Evaluation of Acquired Valvular Heart Disease by the Pediatrician: When to Follow, When to Refer for Intervention? Part I. - Indian journal of pediatrics
Lesions of the heart valves are the commonest acquired cardiac abnormalities seen in pediatric age group. In India, the underlying cause for most valvular diseases is chronic rheumatic heart disease (RHD). The aim of evaluation of patients with valvular heart disease is not only to make a diagnosis, but also to decide the management plan. The pediatrician or physician is usually the first health care provider to whom such patients (or their parents) report. It is therefore imperative that the general physician and pediatricians are well versed with valvular heart diseases. Valvular abnormalities produce characteristic murmurs and a bedside diagnosis is possible in majority. However, further investigations such as X ray of the chest and an ECG are useful tools to refine the diagnosis. Echocardiography is now widely available to most of the patients in India and is very useful for assessing the severity of valve lesion and to identify the underlying etiology. Serial echocardiography is instrumental in deciding the timing of intervention. Mitral valve is most commonly affected followed by aortic; in some patients both valves may be affected. The valve may not close properly, resulting in regurgitation of blood flow in reverse direction or does not open fully (stenosis). In mitral regurgitation (MR), the blood flows in the reverse direction. MR can occur secondary to several causes, but in India, the commonest cause is RHD. Patient may remain asymptpmatic for a long period of time. Symptoms include fatigue, palpitations and later exertional breathlessness. MR typically produces a pansystolic murmur at apex, which may radiate to left axilla.

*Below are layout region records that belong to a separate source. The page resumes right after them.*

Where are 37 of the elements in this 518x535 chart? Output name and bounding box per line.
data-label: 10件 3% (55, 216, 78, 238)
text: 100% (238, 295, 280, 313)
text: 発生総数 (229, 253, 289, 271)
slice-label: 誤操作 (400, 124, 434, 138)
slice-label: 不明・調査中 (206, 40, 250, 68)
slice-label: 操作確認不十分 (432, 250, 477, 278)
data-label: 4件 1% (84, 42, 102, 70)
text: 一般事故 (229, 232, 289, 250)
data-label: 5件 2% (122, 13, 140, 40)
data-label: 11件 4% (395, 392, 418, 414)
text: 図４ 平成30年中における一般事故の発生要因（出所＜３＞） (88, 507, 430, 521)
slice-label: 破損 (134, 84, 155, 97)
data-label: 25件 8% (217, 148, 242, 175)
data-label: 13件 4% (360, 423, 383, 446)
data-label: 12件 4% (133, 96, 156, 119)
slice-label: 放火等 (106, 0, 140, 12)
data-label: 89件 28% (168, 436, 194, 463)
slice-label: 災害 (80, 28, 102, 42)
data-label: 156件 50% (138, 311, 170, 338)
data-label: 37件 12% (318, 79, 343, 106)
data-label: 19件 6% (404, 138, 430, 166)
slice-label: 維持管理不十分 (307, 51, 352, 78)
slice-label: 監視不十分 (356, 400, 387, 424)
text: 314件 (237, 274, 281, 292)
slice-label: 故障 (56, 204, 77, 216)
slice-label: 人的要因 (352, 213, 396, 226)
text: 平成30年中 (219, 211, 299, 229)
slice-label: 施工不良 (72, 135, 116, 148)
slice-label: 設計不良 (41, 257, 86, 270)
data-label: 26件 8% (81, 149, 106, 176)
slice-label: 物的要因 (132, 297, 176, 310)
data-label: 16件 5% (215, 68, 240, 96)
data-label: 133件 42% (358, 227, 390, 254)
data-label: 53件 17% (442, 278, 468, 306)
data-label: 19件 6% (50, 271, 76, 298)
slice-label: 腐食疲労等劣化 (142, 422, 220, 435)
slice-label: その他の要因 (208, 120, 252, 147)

Surgical intervention is reserved for all symptomatic patients with severe MR. Valve repair is preferred over prosthetic valve replacement. Mitral stenosis (MS) is almost always due to RHD. Severe MS results in pulmonary hypertension, right ventricular failure and tricuspid regurgitation. Patients are often symptomatic with dyspnea. Hemoptysis may occur. A typical rumbling mid diastolic murmur is the hallmark of MS. Balloon mitral valvotomy, performed in the catheterization lab, is recommended for severe MS.